Mort numérique : Eternesia, le projet qui veut inscrire nos vies au patrimoine mondial de l'humanité
MORT A l’occasion de l’émission « La mort, si on en parlait ? » organisée par la Maif et le Groupe VYV, 20 Minutes lance une série d’articles sur le thème de la mort numérique.
Graal des transhumanistes, la vie éternelle fait fantasmer l’humanité autant qu’elle la dérange. Mais si par vie, nous entendons les souvenirs que nous laissons à ceux qui restent, il semblerait que l’ère du numérique puisse finalement nous rapprocher d’un semblant d’immortalité. C’est en tout cas la certitude de Dominique Pon, directeur général de la Clinique Pasteur à Toulouse et de son projet Eternesia.
Derrière cette appellation sans trop d’équivoques se cache un véritable dessein humaniste qui permettrait à chacun d’entre nous de laisser une empreinte numérique de notre passage sur terre. Dans le cadre de notre série en lien avec l’émission « La mort, si on en parlait ? » organisée par la Maif, nous vous avons demandé ce que vous en pensez…
Une œuvre d’art
À l’origine d’Eternesia, une conviction : chaque vie humaine est une œuvre d’art singulière. « Alors pourquoi le seul patrimoine mémoriel qui nous reste est-il celui des élites ? », se questionne Dominique Pon. « Dans 50 ans, on se souviendra probablement plus d’Hitler et de Staline que des millions de personnes qui ont disparu dans les camps et les goulags », nous cite pour exemple cet ingénieur de formation.
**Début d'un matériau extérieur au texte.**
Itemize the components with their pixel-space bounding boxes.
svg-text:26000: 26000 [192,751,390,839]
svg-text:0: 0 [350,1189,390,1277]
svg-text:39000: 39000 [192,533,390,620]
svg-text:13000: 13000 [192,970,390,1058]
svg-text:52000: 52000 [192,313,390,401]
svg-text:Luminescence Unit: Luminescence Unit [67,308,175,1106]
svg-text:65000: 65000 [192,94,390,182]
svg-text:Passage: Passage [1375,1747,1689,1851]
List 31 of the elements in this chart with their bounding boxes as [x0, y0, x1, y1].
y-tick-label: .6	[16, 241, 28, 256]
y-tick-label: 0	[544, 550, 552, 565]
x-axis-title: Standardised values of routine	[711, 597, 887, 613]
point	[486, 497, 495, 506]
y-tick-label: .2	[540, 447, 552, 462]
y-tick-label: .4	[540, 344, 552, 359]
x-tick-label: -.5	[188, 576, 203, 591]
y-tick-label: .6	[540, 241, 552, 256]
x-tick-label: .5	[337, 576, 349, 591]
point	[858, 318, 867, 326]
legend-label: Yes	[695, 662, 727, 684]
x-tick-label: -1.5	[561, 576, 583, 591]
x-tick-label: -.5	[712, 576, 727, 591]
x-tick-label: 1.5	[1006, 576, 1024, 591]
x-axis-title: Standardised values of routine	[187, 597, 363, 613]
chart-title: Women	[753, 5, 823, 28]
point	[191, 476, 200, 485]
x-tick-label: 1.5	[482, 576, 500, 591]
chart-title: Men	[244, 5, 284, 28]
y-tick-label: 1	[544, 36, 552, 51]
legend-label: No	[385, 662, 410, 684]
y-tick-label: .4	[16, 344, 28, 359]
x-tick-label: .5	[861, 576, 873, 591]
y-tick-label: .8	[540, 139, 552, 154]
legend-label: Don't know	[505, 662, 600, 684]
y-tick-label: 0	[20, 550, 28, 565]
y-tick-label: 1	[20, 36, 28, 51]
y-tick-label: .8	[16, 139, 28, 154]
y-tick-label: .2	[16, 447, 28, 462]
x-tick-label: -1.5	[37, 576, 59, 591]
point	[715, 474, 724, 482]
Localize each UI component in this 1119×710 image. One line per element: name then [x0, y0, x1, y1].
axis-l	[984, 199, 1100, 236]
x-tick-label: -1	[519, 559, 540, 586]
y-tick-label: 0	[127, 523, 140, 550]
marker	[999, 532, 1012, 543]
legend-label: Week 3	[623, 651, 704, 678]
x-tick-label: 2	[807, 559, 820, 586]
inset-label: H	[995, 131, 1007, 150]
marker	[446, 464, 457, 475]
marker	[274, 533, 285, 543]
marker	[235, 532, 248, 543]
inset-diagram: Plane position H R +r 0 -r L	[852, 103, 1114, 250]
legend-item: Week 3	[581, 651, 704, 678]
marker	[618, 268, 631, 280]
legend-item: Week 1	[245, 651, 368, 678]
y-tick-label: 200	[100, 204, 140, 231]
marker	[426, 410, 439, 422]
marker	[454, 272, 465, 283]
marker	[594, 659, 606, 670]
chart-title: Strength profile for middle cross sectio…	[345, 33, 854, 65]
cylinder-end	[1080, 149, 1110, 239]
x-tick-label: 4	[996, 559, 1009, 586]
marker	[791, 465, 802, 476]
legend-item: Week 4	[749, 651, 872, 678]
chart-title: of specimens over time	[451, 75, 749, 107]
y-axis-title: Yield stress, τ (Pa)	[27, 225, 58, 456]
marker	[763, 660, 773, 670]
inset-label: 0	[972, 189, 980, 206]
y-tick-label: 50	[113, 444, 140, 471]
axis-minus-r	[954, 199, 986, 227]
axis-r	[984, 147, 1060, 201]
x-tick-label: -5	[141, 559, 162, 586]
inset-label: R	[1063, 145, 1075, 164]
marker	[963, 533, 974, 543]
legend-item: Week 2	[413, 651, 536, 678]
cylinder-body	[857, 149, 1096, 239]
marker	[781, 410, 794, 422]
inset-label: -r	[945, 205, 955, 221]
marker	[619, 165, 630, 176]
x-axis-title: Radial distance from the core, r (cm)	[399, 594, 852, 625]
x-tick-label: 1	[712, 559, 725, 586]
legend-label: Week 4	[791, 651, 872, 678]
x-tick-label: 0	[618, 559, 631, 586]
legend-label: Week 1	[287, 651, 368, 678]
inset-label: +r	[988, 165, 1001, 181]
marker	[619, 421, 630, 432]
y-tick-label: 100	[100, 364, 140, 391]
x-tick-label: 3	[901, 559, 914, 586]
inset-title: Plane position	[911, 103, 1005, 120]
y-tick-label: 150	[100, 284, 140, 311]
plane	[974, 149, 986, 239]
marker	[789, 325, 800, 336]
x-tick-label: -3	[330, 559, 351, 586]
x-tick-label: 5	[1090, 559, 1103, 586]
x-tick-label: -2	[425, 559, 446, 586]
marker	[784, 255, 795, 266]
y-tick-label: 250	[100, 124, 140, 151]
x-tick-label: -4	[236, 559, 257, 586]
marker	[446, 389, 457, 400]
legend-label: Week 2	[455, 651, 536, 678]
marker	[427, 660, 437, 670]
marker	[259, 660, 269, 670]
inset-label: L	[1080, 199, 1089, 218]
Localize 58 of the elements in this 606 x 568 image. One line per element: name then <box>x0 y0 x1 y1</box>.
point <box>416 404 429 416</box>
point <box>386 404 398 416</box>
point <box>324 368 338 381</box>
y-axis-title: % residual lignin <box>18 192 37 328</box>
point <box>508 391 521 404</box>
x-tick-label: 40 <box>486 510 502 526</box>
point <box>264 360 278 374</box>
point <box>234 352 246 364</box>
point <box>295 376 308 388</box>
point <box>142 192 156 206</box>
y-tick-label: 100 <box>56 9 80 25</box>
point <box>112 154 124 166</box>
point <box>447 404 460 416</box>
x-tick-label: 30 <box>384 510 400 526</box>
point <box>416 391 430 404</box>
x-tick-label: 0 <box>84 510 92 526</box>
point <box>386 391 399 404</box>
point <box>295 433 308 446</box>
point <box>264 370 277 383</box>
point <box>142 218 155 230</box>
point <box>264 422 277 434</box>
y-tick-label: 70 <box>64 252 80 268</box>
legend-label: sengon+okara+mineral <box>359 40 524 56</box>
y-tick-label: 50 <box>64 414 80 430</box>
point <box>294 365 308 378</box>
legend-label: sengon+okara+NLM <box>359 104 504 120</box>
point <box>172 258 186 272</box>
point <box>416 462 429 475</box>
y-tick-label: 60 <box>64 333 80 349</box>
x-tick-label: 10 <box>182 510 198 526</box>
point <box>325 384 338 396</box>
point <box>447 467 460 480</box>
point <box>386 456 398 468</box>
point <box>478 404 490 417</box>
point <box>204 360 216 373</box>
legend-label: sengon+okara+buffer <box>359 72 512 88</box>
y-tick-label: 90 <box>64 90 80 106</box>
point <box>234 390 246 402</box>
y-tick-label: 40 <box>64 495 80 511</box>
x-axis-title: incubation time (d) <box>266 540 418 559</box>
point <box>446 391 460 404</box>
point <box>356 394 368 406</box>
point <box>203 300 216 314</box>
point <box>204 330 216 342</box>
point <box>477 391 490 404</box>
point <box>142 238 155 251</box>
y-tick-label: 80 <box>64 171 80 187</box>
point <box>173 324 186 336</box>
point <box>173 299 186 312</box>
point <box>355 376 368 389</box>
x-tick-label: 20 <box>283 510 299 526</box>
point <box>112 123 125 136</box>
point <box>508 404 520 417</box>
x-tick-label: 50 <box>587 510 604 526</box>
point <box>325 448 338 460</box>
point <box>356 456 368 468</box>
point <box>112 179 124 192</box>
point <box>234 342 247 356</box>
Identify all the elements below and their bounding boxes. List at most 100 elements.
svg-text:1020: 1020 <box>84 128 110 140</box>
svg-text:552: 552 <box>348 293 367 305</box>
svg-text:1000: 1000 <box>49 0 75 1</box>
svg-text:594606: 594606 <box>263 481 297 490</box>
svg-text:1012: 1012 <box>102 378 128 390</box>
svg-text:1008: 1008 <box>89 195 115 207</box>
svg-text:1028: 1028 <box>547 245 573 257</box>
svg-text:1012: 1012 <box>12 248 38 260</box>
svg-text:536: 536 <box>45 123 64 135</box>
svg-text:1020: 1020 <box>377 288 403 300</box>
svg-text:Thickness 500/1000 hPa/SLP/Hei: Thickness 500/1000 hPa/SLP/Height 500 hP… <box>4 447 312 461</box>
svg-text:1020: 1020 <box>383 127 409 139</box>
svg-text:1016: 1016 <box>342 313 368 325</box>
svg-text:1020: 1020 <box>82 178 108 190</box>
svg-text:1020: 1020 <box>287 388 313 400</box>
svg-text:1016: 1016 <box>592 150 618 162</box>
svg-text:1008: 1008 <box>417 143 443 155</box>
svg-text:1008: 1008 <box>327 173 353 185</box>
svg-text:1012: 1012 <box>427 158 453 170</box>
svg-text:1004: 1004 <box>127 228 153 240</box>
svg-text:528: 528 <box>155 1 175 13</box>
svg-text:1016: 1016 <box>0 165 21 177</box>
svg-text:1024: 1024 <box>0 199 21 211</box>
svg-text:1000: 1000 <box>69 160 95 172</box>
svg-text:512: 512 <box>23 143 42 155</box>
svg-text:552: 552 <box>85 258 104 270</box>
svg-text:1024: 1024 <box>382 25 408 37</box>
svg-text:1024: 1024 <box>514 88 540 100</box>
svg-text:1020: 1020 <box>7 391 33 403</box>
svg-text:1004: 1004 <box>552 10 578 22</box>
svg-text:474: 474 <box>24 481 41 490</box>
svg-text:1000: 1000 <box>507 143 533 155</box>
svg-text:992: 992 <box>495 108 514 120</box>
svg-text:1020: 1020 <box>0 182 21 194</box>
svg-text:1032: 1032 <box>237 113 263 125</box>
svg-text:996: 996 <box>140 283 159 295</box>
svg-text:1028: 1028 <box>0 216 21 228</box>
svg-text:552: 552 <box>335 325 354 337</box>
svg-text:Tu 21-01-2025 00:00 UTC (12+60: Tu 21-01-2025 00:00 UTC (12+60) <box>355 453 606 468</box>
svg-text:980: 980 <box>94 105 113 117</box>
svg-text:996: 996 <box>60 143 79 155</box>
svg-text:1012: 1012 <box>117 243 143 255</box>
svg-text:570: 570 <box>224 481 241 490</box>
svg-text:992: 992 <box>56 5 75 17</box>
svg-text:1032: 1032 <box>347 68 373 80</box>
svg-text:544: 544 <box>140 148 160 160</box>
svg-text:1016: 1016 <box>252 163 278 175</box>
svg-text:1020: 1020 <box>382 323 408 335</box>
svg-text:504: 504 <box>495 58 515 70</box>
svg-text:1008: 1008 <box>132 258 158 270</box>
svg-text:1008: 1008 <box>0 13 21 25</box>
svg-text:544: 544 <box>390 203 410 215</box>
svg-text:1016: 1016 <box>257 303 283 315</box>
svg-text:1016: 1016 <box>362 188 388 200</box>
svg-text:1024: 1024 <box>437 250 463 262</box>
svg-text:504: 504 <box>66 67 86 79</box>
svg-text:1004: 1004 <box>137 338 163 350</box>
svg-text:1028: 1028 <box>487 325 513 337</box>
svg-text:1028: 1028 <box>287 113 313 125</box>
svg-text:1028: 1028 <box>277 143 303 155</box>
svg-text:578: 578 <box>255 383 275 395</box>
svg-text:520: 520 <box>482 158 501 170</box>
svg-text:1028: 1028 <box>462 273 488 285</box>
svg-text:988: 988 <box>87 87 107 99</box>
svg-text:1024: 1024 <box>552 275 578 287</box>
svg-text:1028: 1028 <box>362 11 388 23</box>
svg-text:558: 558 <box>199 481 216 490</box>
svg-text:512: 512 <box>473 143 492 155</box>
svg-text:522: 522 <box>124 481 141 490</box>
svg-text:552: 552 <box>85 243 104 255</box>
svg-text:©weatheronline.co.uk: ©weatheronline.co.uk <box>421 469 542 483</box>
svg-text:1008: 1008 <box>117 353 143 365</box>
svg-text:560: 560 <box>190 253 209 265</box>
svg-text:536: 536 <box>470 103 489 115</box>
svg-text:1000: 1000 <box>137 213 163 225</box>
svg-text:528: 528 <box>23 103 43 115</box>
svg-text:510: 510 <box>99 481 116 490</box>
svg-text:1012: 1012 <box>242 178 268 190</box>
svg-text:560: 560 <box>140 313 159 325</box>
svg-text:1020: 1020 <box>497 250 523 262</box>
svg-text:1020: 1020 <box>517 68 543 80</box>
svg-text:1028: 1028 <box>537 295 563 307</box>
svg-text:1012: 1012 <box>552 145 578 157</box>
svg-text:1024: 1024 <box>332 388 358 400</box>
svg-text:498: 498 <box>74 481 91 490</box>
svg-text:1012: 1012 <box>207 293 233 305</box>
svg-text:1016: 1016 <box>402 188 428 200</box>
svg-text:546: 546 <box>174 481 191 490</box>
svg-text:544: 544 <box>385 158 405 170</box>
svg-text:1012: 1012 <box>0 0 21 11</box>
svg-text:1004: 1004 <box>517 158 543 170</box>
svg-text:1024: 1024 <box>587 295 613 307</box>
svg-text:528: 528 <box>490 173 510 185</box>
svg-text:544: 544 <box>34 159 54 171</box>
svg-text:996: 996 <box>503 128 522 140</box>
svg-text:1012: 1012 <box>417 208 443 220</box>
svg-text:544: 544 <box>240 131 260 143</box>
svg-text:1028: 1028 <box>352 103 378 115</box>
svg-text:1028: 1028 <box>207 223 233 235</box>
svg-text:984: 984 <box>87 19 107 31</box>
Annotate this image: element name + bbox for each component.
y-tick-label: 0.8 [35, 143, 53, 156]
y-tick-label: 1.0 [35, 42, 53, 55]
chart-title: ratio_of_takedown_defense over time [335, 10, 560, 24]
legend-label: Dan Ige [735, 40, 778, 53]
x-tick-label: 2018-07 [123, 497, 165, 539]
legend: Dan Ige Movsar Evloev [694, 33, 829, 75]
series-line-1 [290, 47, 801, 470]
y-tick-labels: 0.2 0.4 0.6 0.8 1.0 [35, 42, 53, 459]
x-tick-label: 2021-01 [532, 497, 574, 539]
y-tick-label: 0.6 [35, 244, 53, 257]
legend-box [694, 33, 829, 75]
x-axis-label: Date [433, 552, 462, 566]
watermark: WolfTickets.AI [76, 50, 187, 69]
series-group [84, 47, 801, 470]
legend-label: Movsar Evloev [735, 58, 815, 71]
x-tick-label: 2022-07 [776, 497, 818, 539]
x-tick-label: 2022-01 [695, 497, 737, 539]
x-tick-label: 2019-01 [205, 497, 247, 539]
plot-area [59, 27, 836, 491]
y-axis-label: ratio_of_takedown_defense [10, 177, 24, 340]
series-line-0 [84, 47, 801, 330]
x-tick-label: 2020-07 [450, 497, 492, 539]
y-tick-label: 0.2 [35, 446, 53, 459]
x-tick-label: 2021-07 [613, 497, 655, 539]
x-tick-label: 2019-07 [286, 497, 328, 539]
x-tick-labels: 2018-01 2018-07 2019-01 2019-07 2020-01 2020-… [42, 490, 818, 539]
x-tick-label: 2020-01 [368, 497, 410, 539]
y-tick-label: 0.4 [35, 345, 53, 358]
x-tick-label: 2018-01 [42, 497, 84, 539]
Et pour Dominique Pon, hier comme aujourd’hui, il n’a jamais existé une quelconque raison qui justifie de trier la valeur d’une vie humaine. Selon lui, chacune de nos vies doit donc, sans en rougir, pouvoir trouver sa place au sein du patrimoine mondial de l’humanité. Pour ce faire, il imagine donc un nouveau droit de l’homme, celui du droit à la mémoire et à la postérité numérique, articulé autour d’un seul projet, Eternesia.
Stocker notre vie
Cette technologie n’est pas et ne doit jamais prendre la forme d’une start-up, estime le directeur général de la Clinique Pasteur. « Ce n’est absolument pas un projet à but lucratif » précise-t-il, fermement. Prenant la forme d’une fondation, « son » Eternesia serait ainsi dirigé par un comité d’éthique et financé exclusivement par le mécénat.
Concrètement, la plateforme nous permettra ainsi de stocker tout au long de notre vie ce qui constituera notre mémoire numérique. Une idée qui a fait écho chez Fanny, l’une de nos internautes. « Je suis assez séduite par ce procédé car peut-être que cela permettra d’atténuer la douleur du deuil », nous explique ainsi la jeune femme. Plus que de soulager la douleur du deuil, pour Dominique Pon il s’agit même de nous réapproprier des rites du deuil, disparus de nos sociétés modernes : « Eternesia viendrait inscrire le deuil dans une dynamique plus œcuménique », spirituelle mais détachée du cadre religieux.
Soulager
Pour Guillaume aussi, la démarche du directeur de l’Institut Pasteur de Toulouse fait sens. « Cela me paraît être une bonne chose, notamment pour nos enfants ou petits-enfants. Ils pourraient voir un proche disparu comme si cette personne était toujours en vie. » Eternesia, selon son fondateur, permettrait effectivement d’atténuer la douleur des restants en leur retirant ce fardeau de l’oubli.
Mais il s’agit également de soulager la douleur des personnes en fin de vie. « Songer à notre transmission nous aide à rester vivant et donne du sens au temps qu’il nous reste », ajoute ainsi le père d’Eternesia.
Du sens pour l’éternité
Certains doutent. Sofiane, un de nos lecteurs, s’émeut ainsi de cette éternité de façade. « La vie est intéressante parce qu’elle cesse un jour », écrit-il. Contre toute attente, Dominique Pon abonde dans son sens. « Justement, Eternesia s’inscrit dans l’acceptation de notre fin. Je dirais même plus, l’acceptation généreuse et positive de notre propre finitude. C’est l’inverse de l’utopie des Gafa et d’un genre de vie éternelle », explique-t-il.
Alors que la question de la mémoire numérique est incontestablement un des grands enjeux de notre siècle, les possibilités sont finalement assez simples, estime Dominique Pon : « Soit on continue à être passif sur cette question, soit on crée le siècle des lumières numériques. » Si Eternesia reste un projet complexe à la fois sur le plan éthique, technique et structurel, une chose est certaine, pour cet infatigable humaniste elle aura du sens et ce pour l’éternité.